Order of insertion affects the structure

  • The shape of the BST depends on the order in which elements are inserted. A different insertion order can result in a different tree, even if the elements are the same.

Example

Insert values in this order: 50, 30, 70, 20, 40, 60, 80

  • 50 → root
  • 30 < 50 → left of 50
  • 70 > 50 → right of 50
  • 20 < 30 → left of 30
  • 40 > 30 → right of 30
  • 60 < 70 → left of 70
  • 80 > 70 → right of 70

Final Tree Structure

         50
       /    \
     30      70
    /  \    /  \
  20   40  60  80

This tree follows all BST creation rules.

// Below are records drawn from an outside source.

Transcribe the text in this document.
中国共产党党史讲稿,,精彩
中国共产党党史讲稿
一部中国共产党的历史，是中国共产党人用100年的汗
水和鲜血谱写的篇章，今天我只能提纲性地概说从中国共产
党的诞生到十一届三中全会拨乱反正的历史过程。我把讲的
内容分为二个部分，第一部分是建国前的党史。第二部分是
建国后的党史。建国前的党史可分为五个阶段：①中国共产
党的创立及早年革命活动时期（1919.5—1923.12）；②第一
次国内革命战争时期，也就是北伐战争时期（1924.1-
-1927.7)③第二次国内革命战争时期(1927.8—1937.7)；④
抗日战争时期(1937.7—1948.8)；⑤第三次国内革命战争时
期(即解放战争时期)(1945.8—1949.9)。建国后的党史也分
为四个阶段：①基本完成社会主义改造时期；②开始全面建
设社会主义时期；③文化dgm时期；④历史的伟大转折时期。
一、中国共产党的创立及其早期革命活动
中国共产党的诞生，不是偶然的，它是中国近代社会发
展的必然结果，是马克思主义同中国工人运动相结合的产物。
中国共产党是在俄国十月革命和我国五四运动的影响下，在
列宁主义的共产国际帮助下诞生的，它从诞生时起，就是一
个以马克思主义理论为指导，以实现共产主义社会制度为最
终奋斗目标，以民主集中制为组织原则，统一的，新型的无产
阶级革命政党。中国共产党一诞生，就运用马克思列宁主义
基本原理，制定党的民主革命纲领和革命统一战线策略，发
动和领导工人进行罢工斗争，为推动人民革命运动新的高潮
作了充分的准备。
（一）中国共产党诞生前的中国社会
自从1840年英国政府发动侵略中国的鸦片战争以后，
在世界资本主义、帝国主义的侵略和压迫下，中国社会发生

Time and Space Complexity of BST Operations

Time Complexity

OperationBest / Average Case TimeWorst Case Time
SearchO(log n)O(n)
InsertionO(log n)O(n)
DeletionO(log n)O(n)
TraversalO(n)O(n)
Find Min/MaxO(log n)O(n)
HeightO(n)O(n)
  • n = number of nodes in the BST
  • Best/Average Case happens when the tree is balanced, i.e., the height is log n.
  • Worst Case occurs when the BST becomes a linked list (skewed), i.e., height becomes n.

Space Complexity

Space Complexity includes recursive call stack (for traversal or operations).

OperationSpace Complexity
SearchO(n) (recursive stack)
InsertionO(n) (recursive stack)
DeletionO(n) (recursive stack)
TraversalO(n)
Find Min/MaxO(1)
HeightO(n)

Numerical Questions on Binary Search Tree Creation

  1. Create a BST by inserting the following elements in the given order 50, 15, 62, 5, 20, 58, 91, 3, 8, 37, 60, 24
    • Draw the resulting BST.
    • Perform inorder, preorder, and postorder traversals.
    • Find the minimum and maximum element in the tree.
  2. Insert the following values into a BST: 25, 15, 10, 22, 35, 30, 70, 90, 45
    • Draw the BST.
    • What is the height of the BST?
    • Delete the node with value 35 and draw the updated BST.
  3. Given the values: 50, 70, 60, 20, 90, 10, 40, 100
    • Construct the BST.
    • Find the inorder successor of node 60.
    • Find the lowest common ancestor (LCA) of 62 and 75.
  4. Create a BST using the following sequence: 100, 80, 120, 70, 90, 110, 130. Perform all four traversals.
    • Inorder
    • Preorder
    • Postorder
    • Level-order
    • Search for the value 95 in the BST and show the steps.
  5. Given this BST (constructed by inserting in order): 40, 20, 60, 10, 30, 50, 70
    • Delete the root node 40.
    • Redraw the tree after deletion.
    • Is the resulting tree still a valid BST?
  6. Insert the following numbers: 55, 20, 80, 10, 30, 25, 90, 85, 15
    • Draw the resulting BST.
    • Find the depth of node 25.
    • Check whether node 90 is a leaf node.